A Look At Student Renters

Renting an apartment has become the ideal choice for many people, including students looking for off campus housing. Student housing options have long been slim, with a choice of a few dorms or perhaps a fraternity or sorority house. For those who are looking to commute, particularly those who are going to school in a larger city or metropolitan area, apartments can provide the perfect off campus housing at a relatively low price – often lower than the on campus student housing that is offered.

And renting apartments has become widely popular instead of student housing whether you are looking for off campus housing or moving to be near your first adult job after graduating college. But what remains the same is that the majority of people who are looking to rent an apartment are young – the age of thirty five or younger. This population of young adults, made up of college students, graduate students, and recent graduates just beginning to embark on a journey in the professional world, make up around sixty five percent of all renters in the United States. This number, gathered in the year of 2016, shows that rates of young renters are growing and continuing to grow, as the percentage of renters of this age group was only at fifty seven percent in the year of 2006, ten years prior. And the population of very young renters (those who are between the ages of fifteen and thirty four) is also growing at the estimated forty percent of all renters in all places of the United States at large.

Off campus housing options for students are often slimmer than housing options for the post grad or other adult, as students must be even more conscious of their budget than most of us. Students must also look at off campus housing options with strictly one year – or less – leases. This is because students are far more likely to move frequently for a number of reasons. For instance, many students in college will decide that they want to study abroad – often for the duration of an entire semester. As they will need to pay for housing in their destination of choice, it is unlikely that they will also be willing to pay for an apartment that they are not using. Such as student looking for off campus housing may choose to sublet an already leased apartment, using it for the time that they need and vacating it once the original renter returns.

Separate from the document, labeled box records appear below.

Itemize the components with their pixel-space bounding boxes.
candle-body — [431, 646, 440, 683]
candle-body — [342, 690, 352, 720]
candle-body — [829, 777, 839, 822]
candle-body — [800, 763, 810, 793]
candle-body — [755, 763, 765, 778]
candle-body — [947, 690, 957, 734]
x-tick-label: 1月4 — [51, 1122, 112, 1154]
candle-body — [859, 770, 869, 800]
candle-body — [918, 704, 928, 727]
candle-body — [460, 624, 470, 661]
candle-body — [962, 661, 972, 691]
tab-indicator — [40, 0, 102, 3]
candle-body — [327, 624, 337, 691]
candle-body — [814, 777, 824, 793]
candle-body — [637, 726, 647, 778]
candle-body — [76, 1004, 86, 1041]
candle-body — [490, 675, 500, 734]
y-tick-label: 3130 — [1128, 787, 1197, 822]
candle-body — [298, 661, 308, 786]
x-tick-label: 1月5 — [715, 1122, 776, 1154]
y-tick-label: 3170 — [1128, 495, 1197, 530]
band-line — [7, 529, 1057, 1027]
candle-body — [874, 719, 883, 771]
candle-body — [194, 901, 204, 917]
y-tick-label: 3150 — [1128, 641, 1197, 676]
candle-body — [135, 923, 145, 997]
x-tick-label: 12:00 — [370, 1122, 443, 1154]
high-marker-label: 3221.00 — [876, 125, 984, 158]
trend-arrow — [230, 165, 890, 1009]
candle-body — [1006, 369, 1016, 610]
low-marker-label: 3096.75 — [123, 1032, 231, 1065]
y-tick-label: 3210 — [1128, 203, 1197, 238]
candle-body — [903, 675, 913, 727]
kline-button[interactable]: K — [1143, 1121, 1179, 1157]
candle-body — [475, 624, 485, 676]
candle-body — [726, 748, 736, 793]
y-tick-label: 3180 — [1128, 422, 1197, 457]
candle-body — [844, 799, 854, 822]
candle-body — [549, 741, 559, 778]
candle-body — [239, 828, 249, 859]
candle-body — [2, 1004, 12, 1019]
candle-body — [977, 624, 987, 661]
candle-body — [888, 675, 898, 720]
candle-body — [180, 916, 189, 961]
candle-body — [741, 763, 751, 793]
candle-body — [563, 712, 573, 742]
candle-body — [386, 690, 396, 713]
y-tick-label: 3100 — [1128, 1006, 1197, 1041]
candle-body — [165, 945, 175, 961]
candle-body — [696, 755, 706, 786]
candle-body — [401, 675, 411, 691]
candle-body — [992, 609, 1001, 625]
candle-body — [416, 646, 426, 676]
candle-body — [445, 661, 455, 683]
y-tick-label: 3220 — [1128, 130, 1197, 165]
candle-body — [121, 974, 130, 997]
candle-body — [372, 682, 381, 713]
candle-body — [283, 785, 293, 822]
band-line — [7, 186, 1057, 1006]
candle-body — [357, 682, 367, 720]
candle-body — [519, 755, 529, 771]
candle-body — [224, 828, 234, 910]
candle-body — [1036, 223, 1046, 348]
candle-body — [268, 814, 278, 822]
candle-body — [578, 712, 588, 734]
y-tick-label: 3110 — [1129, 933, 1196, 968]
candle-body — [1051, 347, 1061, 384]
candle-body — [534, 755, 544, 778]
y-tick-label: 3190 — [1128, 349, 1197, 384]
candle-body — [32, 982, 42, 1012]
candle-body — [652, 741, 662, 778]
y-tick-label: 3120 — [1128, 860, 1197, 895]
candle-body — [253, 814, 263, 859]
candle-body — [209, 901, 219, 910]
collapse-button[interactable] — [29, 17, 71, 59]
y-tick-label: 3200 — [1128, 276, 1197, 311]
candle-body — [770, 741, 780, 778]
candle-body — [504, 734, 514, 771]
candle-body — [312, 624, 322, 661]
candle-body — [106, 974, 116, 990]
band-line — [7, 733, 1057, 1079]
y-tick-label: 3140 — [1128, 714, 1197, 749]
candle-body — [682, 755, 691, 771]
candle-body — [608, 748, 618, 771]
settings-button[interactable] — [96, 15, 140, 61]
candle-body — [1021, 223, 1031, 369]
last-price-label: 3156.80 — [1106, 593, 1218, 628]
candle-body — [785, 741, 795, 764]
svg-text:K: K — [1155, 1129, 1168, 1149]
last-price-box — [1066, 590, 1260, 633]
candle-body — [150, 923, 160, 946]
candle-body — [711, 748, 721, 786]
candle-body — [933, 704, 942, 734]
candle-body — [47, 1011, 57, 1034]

Students may also choose a shorter lease because they are not yet sure of their future plans instead of traditional year long student housing. Many students choose to move away after graduation, something that would be made much more difficult if they were in the middle of a lease. Fortunately, however, leasing for short periods of time is not uncommon among renters. In fact, more than thirty percent of all renters (thirty three percent, to be more exact) move every single year that they rent. Many of these renters are students living in off campus housing, who will continue to move until they find a more permanent job and subsequently, residence after completing their college years and graduating from school.

More and more college and graduate students – around eighty seven percent of them – are choosing to live in off campus housing instead of student housing than ever before. There are many perks to living in off campus housing instead of student housing, and many of these drive the choices of students to forgo the traditional dorm life and student housing and live in an apartment setting instead. For one, they are often less expensive than many dorm and student housing options (particularly at private institutions and schools). They also provide more freedom than dorm life in student housing, as the student is in charge of themselves and, in the case of dry campuses, can now choose to drink and partake in the lifestyle of their choosing. Many students are also simply just looking for more space – something that is hard to come by in a dorm, where it is more common than not that two students will share a bedroom and living space.